Luckily for Santorum, the next rounds of voting skew toward his base, allowing the former Pennsylvania senator to build on his momentum and provide justification for fighting on for a bit longer. The next votes will be held this weekend, when the small stakes Virgin Islands and Guam join Kansas in holding caucuses this Saturday. There are 40 delegates up for grabs in Kansas, a state straddling the Midwest and South, the two regions where Santorum's bid has gained the most traction. There have not yet been any polls for this year's race, but Mike Huckabee-Santorum's stand-in for comparisons to 2008-captured nearly 60 percent of the 19,000 votes cast in Kansas that year.
He'll get another boost next Tuesday, when 110 delegates are apportioned from Mississippi, Alabama, and Hawaii. The first two states-a combined 90 delegates-are weighted toward the evangelical and blue collar Republicans that have been Santorum's bread and butter this year. Again, there are no polls for either state yet, but Santorum will be the clear favorite in each case. Santorum can thank a high turnout of religious right voters for his victory in Tennessee last night. Evangelicals and born-again Christians constituted 73 percent of exit polls, breaking for Santorum over Romney by 19 percent. It's a path he'll try repeat in the Bible Belt.
Missouri's nonbinding caucus comes next on March 17. Considering his 55 percent win in the state's beauty pageant primary in February, Santorum should notch another easy win here. He'll struggle in the March 20 Illinois primary, a state McCain carried in 2008 and one where, like Ohio, Santorum failed to file a full slate of delegates. However the month is capped off in Louisiana on the 24th, another primary where Santorum's edge among the religious right and working poor should give him a boost.

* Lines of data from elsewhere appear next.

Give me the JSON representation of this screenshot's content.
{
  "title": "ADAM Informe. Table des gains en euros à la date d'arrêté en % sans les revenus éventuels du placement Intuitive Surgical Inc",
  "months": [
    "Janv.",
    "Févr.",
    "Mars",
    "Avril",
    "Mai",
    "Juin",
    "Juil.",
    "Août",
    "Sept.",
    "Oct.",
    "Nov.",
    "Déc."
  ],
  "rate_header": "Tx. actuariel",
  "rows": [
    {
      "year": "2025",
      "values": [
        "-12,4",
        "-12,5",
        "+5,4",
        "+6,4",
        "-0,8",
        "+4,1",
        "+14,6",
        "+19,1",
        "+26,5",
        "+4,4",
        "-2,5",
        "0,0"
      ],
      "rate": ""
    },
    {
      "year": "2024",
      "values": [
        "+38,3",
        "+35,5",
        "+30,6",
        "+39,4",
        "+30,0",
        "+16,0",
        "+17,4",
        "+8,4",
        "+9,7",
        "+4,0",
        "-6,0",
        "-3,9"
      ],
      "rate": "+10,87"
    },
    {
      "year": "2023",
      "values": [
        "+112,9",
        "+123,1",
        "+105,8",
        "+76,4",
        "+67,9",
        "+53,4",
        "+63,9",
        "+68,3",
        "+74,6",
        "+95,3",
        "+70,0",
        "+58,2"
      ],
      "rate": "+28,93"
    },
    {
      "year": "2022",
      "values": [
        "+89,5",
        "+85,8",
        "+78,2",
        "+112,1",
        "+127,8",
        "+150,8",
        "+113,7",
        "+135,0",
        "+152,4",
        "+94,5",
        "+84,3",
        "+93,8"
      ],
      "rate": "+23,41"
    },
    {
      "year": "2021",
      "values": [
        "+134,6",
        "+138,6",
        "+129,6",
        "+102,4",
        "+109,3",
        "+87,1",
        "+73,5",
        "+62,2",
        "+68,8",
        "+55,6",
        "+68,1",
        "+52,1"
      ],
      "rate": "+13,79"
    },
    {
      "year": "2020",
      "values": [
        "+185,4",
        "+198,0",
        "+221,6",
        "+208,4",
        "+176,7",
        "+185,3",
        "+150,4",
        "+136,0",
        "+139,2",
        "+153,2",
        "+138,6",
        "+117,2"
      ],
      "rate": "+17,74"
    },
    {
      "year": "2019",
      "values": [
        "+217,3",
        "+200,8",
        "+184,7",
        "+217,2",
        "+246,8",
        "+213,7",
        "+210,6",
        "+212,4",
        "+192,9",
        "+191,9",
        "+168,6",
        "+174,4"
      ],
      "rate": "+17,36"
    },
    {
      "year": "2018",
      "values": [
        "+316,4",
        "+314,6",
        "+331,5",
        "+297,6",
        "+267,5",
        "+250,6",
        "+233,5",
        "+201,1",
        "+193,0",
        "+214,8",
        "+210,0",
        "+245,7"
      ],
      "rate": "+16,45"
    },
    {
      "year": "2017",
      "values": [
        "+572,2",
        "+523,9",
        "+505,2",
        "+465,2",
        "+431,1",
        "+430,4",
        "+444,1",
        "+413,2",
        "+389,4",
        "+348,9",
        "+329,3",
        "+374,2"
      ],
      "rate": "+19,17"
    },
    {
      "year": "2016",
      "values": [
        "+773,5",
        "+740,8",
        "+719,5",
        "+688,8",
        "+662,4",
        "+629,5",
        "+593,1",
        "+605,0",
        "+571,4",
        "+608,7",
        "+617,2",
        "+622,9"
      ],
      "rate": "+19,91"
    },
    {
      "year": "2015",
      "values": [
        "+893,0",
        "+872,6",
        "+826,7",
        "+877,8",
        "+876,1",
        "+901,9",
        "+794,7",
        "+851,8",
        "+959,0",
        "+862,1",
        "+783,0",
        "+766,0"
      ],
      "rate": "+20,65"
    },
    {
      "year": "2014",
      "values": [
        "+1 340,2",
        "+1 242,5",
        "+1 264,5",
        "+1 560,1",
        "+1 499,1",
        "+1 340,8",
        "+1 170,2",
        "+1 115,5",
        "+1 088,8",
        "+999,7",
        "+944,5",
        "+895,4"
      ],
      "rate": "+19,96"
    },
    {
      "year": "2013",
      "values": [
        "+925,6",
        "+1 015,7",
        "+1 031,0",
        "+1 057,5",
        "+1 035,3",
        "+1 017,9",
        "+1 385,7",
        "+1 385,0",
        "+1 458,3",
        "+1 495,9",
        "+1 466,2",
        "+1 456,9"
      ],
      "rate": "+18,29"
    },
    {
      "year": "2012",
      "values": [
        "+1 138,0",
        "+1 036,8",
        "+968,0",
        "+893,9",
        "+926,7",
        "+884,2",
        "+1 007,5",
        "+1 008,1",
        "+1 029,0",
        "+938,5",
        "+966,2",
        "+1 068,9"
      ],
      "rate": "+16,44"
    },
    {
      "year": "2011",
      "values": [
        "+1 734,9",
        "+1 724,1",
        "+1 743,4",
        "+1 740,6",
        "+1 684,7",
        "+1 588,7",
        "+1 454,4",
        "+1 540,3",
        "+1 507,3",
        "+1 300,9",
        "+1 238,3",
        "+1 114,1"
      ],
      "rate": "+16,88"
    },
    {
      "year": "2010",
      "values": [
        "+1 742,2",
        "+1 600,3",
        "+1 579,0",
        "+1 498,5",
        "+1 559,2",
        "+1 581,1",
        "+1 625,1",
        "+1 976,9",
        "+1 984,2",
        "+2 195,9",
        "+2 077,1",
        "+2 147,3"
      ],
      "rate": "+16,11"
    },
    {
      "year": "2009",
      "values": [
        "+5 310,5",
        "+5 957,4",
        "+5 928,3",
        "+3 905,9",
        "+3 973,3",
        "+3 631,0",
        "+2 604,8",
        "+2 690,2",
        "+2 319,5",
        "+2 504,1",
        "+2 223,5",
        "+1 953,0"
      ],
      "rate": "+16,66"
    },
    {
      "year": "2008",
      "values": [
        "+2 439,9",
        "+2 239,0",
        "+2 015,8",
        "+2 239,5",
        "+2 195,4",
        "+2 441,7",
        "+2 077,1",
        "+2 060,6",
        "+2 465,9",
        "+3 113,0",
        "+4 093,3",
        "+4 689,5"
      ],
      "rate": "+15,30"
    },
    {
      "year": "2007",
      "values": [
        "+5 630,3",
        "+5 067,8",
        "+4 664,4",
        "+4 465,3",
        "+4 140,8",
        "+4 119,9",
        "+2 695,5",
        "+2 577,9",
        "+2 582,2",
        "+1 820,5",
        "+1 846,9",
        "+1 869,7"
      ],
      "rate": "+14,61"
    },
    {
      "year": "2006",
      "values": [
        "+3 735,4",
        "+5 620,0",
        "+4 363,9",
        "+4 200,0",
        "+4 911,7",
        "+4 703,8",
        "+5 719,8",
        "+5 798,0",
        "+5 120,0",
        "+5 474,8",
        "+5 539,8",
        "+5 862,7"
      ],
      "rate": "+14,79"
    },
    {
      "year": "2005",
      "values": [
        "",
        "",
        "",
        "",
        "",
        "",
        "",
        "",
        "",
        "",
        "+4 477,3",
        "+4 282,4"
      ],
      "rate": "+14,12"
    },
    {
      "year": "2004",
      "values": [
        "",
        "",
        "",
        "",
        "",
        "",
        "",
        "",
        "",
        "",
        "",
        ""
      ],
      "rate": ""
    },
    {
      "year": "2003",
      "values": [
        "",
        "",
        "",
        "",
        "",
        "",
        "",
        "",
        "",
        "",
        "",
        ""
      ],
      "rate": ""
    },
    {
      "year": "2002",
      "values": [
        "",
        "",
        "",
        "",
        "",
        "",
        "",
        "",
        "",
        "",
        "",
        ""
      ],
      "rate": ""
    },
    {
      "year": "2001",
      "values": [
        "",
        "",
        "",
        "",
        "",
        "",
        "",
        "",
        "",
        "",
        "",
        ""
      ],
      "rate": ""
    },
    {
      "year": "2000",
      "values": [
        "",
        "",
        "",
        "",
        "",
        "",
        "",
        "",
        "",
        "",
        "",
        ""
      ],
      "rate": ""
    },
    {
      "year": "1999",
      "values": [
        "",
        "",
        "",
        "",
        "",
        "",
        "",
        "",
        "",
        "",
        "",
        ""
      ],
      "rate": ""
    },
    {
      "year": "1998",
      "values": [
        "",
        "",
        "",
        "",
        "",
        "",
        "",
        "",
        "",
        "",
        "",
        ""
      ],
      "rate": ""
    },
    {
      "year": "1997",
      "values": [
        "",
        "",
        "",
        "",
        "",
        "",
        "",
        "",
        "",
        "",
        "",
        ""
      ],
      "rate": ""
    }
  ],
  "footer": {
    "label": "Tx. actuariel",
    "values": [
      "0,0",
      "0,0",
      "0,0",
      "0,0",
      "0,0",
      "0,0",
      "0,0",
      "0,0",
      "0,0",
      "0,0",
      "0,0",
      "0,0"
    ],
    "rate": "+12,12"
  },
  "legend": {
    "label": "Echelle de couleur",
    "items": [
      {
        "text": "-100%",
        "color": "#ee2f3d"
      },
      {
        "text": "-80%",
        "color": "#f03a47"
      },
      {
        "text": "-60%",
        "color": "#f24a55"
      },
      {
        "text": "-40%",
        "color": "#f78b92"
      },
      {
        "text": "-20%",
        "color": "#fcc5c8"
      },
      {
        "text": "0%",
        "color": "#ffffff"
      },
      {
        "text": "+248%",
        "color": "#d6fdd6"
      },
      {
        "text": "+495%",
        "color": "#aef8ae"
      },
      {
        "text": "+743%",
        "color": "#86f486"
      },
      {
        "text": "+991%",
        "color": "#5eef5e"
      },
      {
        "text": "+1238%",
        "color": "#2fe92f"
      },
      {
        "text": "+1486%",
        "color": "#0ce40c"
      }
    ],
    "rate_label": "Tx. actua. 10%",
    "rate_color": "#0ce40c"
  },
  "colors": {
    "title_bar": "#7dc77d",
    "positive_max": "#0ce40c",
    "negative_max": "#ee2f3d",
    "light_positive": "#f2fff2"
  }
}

All of these states allocate their delegates on a proportional basis, so Santorum will only creep ahead slightly to close the delegate gulf, but he's likely to gain a month of favorable headlines, especially if he knocks off Newt Gingrich and consolidates the anti-Romney voting bloc.
Things will turn sour once April rolls around. That's when states finally start holding winner-take-all-contests and the first ones tilt heavily in Romney's favor. Wisconsin, Maryland, and the District of Columbia vote on April 3. Wisconsin could be a repeat of the close battle fought in Michigan and Ohio, but the latter two should drift to Romney. April 24 will be a mini-Super Tuesday, with five states and 231 delegates are on the table. Santorum's home state Pennsylvania is included in that docket, though he didn't fare so well the last time he was on the ballot there. And the rest of the states-New York, Rhode Island, Delaware, and Connecticut-are full of the northeastern Republicans that have been Romney's key base so far. If Santorum has ignored the pleas from party elders to end his bid and continued to fight on through April, it's hard to see him lasting far beyond those primaries.